Devlet aklının egemenlerinden olan MHP Genel Başkanı Devlet Bahçeli, “Yeni Yüzyılın Terörs*z Türkiye Stratejisi; Milli Birlik ve Dayanışma Komisyonu” kurulmasını isteyerek yeni bir çıkış daha yaptı. Bahçeli, bu çıkışıyla TBMM çatısı altında bulunan her partinin katkı sunması da böylelikle gündeme geldi.

Anlaşıldığı kadarıyla mutfakta her şeyin pişirilmeye hazır hale getirilmesi için uzunca süre çalışılmış. Yemeğe konacak çeşniler uzun soluklu bir araştırma, sonucu elde edildiği anlaşılıyor. Elbette ki yemeğin herkesçe beğenilmesi için sık dokunulmuş, en ince detay gözden kaçmasın diye sofraya konmadan önce defalarca tadına bakılmış. Kolay değil tabi herkesi, her kesimi memnun etmek. Ama sofranın zenginliği ve düzeni de yemeğin iştah kabarttığı baş aşçılar tarafından çok iyi bilinen bir husus.

Bu örnekten yola çıkılarak, Türkiye’nin bundan sonra kat edeceği yol TBMM’nden geçtiği yönünde. Elbette ki, 50 yıla yakın çatışmalı bir ortamın artı ve eksileri olacaktır. Burada önemli olan artıları çoğaltmak. Anlaşıldığı kadarıyla Devlet Bahçeli’nin son çıkışı matematik denklemlerini artıya çevirmek üzerine yoğunlaştığı. ‘’Milli Birlik ve Dayanışma Komisyonu’’ adı altında sunulan ‘’Terörsüz Türkiye’’ Stratejisi çok ama çok kıymetli. Bu projenin hayat bulması adına Meclis’te buluna tüm partilerin de katılımı ve söz sahibi oluşu meselenin ne denli sık dokunduğunu göstermektedir.

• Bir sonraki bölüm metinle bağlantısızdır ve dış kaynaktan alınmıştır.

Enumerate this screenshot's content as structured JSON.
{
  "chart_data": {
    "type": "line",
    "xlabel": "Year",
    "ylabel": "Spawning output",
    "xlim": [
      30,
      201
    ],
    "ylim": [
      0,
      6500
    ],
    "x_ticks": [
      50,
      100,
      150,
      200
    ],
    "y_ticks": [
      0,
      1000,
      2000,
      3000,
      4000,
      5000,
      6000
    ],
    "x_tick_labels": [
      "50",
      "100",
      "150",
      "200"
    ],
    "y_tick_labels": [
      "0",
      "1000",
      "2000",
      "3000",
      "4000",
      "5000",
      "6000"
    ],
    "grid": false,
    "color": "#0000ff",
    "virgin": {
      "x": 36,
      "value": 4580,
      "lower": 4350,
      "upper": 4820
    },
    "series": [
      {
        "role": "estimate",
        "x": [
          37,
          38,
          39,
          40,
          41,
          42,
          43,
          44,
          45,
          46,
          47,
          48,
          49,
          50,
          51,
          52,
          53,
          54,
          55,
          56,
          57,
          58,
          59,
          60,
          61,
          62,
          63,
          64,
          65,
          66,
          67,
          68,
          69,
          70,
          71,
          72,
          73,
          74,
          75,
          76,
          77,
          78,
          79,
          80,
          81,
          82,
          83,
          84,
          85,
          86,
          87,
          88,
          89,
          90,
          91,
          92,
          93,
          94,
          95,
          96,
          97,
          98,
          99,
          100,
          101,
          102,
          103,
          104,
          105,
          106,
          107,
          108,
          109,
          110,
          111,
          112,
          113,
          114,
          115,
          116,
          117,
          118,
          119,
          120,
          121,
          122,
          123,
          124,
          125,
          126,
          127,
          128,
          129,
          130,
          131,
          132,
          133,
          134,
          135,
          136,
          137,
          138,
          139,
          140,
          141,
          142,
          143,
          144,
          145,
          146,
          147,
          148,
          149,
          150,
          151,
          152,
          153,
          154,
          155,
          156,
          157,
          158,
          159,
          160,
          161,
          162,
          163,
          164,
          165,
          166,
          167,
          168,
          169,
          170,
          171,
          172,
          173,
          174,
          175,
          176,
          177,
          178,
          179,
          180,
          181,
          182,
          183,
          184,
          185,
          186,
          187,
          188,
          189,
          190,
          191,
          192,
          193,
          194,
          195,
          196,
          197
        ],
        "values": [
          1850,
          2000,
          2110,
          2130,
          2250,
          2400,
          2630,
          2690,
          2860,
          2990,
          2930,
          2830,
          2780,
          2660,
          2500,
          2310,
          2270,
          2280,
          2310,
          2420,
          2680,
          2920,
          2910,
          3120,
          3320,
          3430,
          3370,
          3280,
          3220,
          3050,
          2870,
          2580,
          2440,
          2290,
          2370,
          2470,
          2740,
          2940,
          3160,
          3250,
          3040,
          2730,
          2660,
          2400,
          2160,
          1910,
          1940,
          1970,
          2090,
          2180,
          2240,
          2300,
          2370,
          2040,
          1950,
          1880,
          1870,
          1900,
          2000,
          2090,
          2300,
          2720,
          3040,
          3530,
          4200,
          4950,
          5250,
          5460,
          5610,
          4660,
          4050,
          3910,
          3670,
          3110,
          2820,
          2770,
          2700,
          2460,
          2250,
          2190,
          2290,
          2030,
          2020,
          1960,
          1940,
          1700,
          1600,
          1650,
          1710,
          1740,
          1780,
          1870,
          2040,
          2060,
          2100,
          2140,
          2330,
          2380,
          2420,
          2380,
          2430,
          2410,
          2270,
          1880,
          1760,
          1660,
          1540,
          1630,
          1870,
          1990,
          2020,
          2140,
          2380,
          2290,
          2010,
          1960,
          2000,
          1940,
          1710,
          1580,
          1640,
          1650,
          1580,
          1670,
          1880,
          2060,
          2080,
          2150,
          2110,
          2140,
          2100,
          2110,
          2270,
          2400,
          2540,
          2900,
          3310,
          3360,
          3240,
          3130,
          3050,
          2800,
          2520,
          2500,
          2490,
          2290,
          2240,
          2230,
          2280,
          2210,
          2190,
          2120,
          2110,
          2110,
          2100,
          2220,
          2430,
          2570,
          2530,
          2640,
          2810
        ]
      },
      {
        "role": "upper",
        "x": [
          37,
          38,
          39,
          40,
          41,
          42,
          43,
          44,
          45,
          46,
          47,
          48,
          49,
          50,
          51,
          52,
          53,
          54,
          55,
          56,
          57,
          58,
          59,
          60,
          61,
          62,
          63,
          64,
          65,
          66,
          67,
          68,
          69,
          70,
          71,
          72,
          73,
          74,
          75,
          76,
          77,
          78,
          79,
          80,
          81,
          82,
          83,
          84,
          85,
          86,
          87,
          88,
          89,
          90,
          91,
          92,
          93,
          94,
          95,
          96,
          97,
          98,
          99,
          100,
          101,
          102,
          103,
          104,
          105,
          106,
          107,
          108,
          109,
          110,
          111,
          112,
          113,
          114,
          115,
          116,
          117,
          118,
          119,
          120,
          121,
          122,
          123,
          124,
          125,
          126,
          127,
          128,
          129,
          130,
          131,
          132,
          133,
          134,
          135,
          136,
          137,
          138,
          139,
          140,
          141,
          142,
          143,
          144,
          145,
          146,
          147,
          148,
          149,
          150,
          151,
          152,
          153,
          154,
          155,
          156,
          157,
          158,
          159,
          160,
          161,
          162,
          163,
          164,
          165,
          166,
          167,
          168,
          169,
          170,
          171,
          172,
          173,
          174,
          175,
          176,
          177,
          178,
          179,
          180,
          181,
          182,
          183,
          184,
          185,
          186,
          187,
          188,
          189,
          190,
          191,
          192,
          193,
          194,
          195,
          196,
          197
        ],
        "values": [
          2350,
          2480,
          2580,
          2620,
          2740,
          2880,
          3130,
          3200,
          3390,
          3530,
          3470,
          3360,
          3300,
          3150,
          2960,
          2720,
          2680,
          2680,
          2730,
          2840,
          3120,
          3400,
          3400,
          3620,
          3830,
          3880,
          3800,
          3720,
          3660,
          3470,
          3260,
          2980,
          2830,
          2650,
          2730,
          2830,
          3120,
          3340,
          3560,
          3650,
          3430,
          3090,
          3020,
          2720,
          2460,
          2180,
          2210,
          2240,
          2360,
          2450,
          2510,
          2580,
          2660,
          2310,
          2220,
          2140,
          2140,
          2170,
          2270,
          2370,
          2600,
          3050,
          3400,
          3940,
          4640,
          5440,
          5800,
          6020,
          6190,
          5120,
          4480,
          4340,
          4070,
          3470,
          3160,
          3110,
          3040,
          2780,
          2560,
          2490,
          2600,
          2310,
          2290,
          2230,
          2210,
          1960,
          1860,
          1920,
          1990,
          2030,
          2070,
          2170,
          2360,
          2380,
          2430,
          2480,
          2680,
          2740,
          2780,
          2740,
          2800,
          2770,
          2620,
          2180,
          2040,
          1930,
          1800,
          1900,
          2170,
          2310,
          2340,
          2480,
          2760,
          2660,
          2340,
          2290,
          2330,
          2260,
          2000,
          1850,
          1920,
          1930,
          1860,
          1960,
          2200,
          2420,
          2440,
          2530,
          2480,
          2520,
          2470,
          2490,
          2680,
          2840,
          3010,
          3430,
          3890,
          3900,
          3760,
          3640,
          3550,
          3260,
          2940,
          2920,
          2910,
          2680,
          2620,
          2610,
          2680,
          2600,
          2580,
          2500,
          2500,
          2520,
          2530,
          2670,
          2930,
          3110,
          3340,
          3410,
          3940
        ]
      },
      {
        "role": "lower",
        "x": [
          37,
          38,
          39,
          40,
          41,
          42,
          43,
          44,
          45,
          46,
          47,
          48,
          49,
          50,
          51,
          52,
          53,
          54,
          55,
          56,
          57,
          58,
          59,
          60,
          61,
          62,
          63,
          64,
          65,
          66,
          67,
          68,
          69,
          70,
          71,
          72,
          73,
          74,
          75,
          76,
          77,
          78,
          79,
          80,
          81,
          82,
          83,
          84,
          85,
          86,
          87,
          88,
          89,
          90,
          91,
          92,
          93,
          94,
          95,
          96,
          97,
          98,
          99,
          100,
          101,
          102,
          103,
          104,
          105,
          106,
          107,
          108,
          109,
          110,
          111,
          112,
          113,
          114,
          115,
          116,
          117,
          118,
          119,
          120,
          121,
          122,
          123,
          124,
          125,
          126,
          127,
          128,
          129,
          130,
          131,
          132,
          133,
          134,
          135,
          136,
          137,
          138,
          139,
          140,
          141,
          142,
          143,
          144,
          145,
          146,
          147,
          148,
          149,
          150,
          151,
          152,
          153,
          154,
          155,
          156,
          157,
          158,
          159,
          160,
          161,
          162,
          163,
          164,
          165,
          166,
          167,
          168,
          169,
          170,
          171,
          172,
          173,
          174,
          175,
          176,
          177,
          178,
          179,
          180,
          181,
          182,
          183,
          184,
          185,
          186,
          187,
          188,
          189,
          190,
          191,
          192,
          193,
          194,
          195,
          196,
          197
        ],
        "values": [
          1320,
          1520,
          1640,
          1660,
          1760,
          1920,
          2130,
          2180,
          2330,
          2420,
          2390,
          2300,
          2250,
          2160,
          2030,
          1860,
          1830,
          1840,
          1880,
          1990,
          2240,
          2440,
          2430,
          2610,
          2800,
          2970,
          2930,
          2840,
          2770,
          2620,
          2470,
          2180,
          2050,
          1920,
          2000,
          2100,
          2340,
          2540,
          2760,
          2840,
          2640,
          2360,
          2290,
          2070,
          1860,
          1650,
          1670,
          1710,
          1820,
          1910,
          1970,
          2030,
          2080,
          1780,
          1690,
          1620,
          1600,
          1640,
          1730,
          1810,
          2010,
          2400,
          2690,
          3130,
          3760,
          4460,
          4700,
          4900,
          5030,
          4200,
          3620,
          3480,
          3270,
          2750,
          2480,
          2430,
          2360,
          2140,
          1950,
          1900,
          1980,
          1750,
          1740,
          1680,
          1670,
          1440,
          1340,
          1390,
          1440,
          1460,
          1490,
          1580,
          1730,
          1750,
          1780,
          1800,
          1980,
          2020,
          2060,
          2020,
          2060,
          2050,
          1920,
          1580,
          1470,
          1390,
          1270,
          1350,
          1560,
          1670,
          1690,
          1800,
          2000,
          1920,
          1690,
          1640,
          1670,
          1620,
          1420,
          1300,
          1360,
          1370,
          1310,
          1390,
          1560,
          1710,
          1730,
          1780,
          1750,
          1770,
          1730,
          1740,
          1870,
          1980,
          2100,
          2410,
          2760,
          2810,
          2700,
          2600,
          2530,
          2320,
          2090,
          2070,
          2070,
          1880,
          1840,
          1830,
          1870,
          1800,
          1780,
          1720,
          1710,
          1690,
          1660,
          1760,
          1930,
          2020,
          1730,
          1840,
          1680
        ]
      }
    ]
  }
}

Aslında mesele sadece Türkiye ile de ilgili değil. Bu projenin hayat bulması demek, Ortadoğu’da yeni gelişmelere ve stratejilere de zemin hazırlayacak. Bir taraftan Suriye, Irak ve İran olmak üzere, Arap yarım adasının da çıkaracağı çok dersler olacağı kaçınılmaz olacaktır. Terörün olmadığı bir ülkede, komşuluk ilişkileri de farklı rotalarda seyrini sürdürmesi demek.

Bu projenin tarihe altın harflerle yazılması için tarafların ne elde edeceği ikilemi değil, önemli olan milyarlarca doların ülke ekonomisine kazandırılmasıdır. Kardeşlik bağlarının güçlendirilmesidir. Kimse burada ‘’Ben istediğimi aldım. Gerisi teferruat’’ dememeli. Kısır döngüler meselenin kalıcılığına değil, sekteye uğramasına zemin hazırlar. Elbette ki yukarıda örneğini verdiğim yemek meselesi iştahı kabarttıkça sofrada yer alan herkesin ve her kesimin karnının doymasını sağladığı gibi, gelecek nesillerin de bu reçeteyle artık aç kalmayacağı yönünde olacaktır.

Mesele TBMM’ne geldiğinde her şey şeffaf ortaya konduğunda, bundan kaçan ve mızıkçılık yapan partilere fatura kesileceğinden emin olabilirsiniz. Şu ana kadar yapılan açıklamalara bakıldığında İyi Parti dışında kimsenin olumsuz bir yaklaşımda bulunduğu görülmemektedir. İyi Parti, eski MHP’nin yol haritasını izleyerek milliyetçi oyların kendisine kanalize olacağını düşünüyor. Ama yanılıyor. Süreç başka bir şeye benzemiyor. Burada önemli olan Türkiye’nin bundan sonraki kazanımları. Kısa anlar, sadece teoride kalır. Pratiğe yansımayan teoriler kısır döngünün ötesine geçmez ve başarısızlıkla sonuçlanır.

Temennim odur ki, meselenin bir an önce TBMM’ne gelmesi. Buraya intikal edilen bir sorunun çözümünden kaçış olmadığı gibi savsaklanmasına da prim verilmeyecek. Alt komisyonlarca elde edilen her türlü bilgi, belge, görüntü ve arşivler elden geçirildikten sonra üst komisyonca raporlar halinde milletvekillerinin ve partilerin görüşüne sunulduktan sonra kamuoyuyla paylaşılacak.

İş ciddi, zaman çok kıymetli, yol kat etmek için çok çalışılmalı. Herkes, her kesim elini taşın altına sokmaktan kaçınmamalıdır. Teferruatlara değil, kalıcı başarılara zemin oluşturulmalıdır.